June 10, 2004

Can relationships between languages be determined after 80,000 years?

I know -- Merritt Ruhlen is insane. Almost to a man, historical linguists assume that the attempts by Ruhlen and the late Joseph Greenberg proposing that languages of great antiquity retain traces of their origins in single ancestral languages are irresponsible.

But are we really being fair?

Ruhlen and some associates have published a paper in a place so obscure they might as well have scratched it on a cocktail napkin somewhere.

(The site to consult is http://www.pnas.org/cgi/content/abstract/101/15/5692.)

But what they show is, to me, spinetinglingly interesting.

Kusunda is a moribund language of Nepal, once assumed to be Sino-Tibetan like a good Nepalese language often is, but which upon examination reveals itself to be something else.

And that something else is, of all things, Indo-Pacific. That is, Papuan. Properly, the Indo-Pacific group extends westward to, for example, the Andaman Islands tucked under Burma in the Bay of Bengal.

And there is spoken a language called Juwoi. And the correspondences between Kusunda and Juwoi are too close to be called an accident. What is crucial about the correspondences is that they involve pronouns. There are two things about pronouns. First, they tend to hone to their original state much longer than more general words for things like dogs and blogs. English has DOG and French has CHIEN, but both have held on to ME for "me" in their grammars. Second, languages do not exchange pronouns much. Usually, a language's pronouns are original stock, not the result of later bartering. So the Japanese say BEISUBORU for "baseball," but their word for "I" remains WATASHI.

So in that light, we must take note that Kusunda for "I" is CHI, where in Juwoi it is TUI. T becomes CH constantly over time: witness how many Americans say "chree" instead of TREE. Then Kusunda for "my" is CHI-YI -- and in Juwoi, TII-YE. Kusunda for "you": NU. In Juwoi, NGUI. "Your" in Kusunda: NI-YI. In Juwoi: NGII-YE. Note that pattern of sticking on a YE or YI -- this is too close to be an accident. "He/she" in Kusunda is GIDA. In Juwoi it is KITE -- and if you think about it, G is basically K enunciated in a slightly different way.

And yet there is no way that the Kusunda have been helicoptering over the millennia to the Andaman islands. And certainly not to Western New Guinea, where in the Seget language, Kusunda's CHI, NU, GIDA comes out as TET, NEN and GAO (remember that CH comes from T all the time). And then way over on the Solomon Islands east of New Guinea, the same pattern echoes: where Seget has NEN for "you" and GAO for "he," Savosavo has NO and GO.

The beauty of this is that according to the latest reports, New Guinea was occupied by humans 75,000 years ago (the source to consult is Stephen Oppenheimer's THE REAL EVE). Now, as it happens, the Kusunda are reported to have the same small, dark physical appearance as Andaman Islanders, unlike other Nepalese people.
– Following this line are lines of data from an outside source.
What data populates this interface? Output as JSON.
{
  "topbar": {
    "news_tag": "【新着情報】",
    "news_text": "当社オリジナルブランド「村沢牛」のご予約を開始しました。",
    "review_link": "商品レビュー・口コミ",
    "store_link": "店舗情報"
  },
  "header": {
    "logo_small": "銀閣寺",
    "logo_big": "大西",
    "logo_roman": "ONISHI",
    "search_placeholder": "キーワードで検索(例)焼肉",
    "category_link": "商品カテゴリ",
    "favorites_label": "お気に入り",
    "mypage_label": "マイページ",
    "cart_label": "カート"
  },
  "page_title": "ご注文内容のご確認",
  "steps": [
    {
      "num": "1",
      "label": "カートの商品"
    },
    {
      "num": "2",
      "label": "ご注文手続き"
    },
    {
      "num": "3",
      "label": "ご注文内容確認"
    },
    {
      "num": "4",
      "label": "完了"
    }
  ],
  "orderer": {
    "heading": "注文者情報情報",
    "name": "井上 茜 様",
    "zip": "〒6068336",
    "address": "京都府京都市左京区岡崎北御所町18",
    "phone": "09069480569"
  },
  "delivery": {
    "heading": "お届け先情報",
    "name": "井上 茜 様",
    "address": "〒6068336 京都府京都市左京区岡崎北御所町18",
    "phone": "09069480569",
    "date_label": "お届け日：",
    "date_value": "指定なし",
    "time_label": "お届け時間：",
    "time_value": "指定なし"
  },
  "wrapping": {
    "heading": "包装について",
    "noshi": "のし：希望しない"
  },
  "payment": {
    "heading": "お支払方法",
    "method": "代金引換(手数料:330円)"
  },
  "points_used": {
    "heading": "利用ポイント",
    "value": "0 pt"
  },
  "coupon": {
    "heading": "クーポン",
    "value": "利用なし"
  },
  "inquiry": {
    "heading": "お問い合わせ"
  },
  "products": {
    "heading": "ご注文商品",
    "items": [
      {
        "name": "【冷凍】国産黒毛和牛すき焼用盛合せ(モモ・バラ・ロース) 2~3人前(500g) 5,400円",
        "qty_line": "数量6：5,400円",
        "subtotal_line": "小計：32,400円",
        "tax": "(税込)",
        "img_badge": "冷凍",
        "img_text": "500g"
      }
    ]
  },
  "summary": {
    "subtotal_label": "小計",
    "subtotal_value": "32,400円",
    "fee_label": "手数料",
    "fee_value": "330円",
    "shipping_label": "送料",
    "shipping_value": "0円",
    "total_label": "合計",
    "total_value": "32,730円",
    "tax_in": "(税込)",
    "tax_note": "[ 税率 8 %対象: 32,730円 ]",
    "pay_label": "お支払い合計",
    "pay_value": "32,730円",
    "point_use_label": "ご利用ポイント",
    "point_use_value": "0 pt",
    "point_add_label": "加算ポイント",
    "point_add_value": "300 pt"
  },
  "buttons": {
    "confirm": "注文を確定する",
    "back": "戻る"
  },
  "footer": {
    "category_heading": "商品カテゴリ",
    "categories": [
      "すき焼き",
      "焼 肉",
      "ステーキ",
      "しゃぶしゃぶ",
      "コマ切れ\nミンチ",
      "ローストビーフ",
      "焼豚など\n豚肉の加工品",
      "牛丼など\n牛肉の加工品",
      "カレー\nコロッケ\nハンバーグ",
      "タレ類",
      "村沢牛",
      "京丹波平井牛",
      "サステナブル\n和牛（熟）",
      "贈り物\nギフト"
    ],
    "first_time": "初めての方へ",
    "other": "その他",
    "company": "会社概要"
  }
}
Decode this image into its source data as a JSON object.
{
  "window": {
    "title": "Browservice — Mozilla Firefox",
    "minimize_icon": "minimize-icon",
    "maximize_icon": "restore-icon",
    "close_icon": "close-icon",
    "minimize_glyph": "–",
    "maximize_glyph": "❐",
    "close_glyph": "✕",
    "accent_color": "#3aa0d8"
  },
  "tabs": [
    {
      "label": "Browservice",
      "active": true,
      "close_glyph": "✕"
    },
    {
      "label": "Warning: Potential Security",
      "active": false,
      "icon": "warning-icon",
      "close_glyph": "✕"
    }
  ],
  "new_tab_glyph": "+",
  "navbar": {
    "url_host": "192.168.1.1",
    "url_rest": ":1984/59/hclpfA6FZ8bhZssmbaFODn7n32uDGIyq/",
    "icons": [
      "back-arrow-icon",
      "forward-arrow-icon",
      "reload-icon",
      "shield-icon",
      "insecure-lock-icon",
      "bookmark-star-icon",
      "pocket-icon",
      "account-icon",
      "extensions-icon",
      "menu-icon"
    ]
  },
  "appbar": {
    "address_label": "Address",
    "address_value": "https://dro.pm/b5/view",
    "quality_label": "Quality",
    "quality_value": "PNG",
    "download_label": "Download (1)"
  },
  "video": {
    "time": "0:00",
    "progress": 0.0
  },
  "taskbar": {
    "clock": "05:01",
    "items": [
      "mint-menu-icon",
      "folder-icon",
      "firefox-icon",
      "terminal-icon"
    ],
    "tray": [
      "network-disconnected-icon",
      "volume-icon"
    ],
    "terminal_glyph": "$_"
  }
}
This suggests that they are remnants of the trek of early humans along the South Asian coast from Africa to New Guinea and Australia. Data is as yet unclear as to exactly when people like the Andaman Islanders got where they are now. But many suppose that humans left Africa to beachcomb South Asia 80,000 years ago, which means that the Kusunda would have found their place between then and 75,000 years ago.

Which means that the likenesses between Solomon Islands languages like Savosavo and Kusunda today represent a relationship almost 80,000 years old!!!

This flies in the face of a common wisdom taught to historical linguists, that it is impossible to trace parentages between languages much further back than ten thousand years or so, or that after that, sound changes will have erased any perceivable likenesses.

I doubt that we can trace any words as far back as the very first language -- i.e. Greenberg and Ruhlen's "Proto-World." But I suspect that the Kusunda data suggest that linguists ought to give these guys a break on their analysis of pronominal patterns in Native American languages similar to the ones between Kusunda and Indo-Pacific.

In my own THE POWER OF BABEL I dutifully trash the "Proto-World" hypothesis, as per my tutelage in the world of historical linguists. But we must let data speak, and I have a hard time seeing this Kusunda-Papua connection as mere happenstance.

Just think -- a handful of elderly people in Nepal, given a charter trip to the Andaman Islands, would find that they had eerily similar words in common with the people they met there. And language parallels can help support archaeological and genetic research. I hope that linguists will take a look at this Kusunda paper and give it a good, fair chew.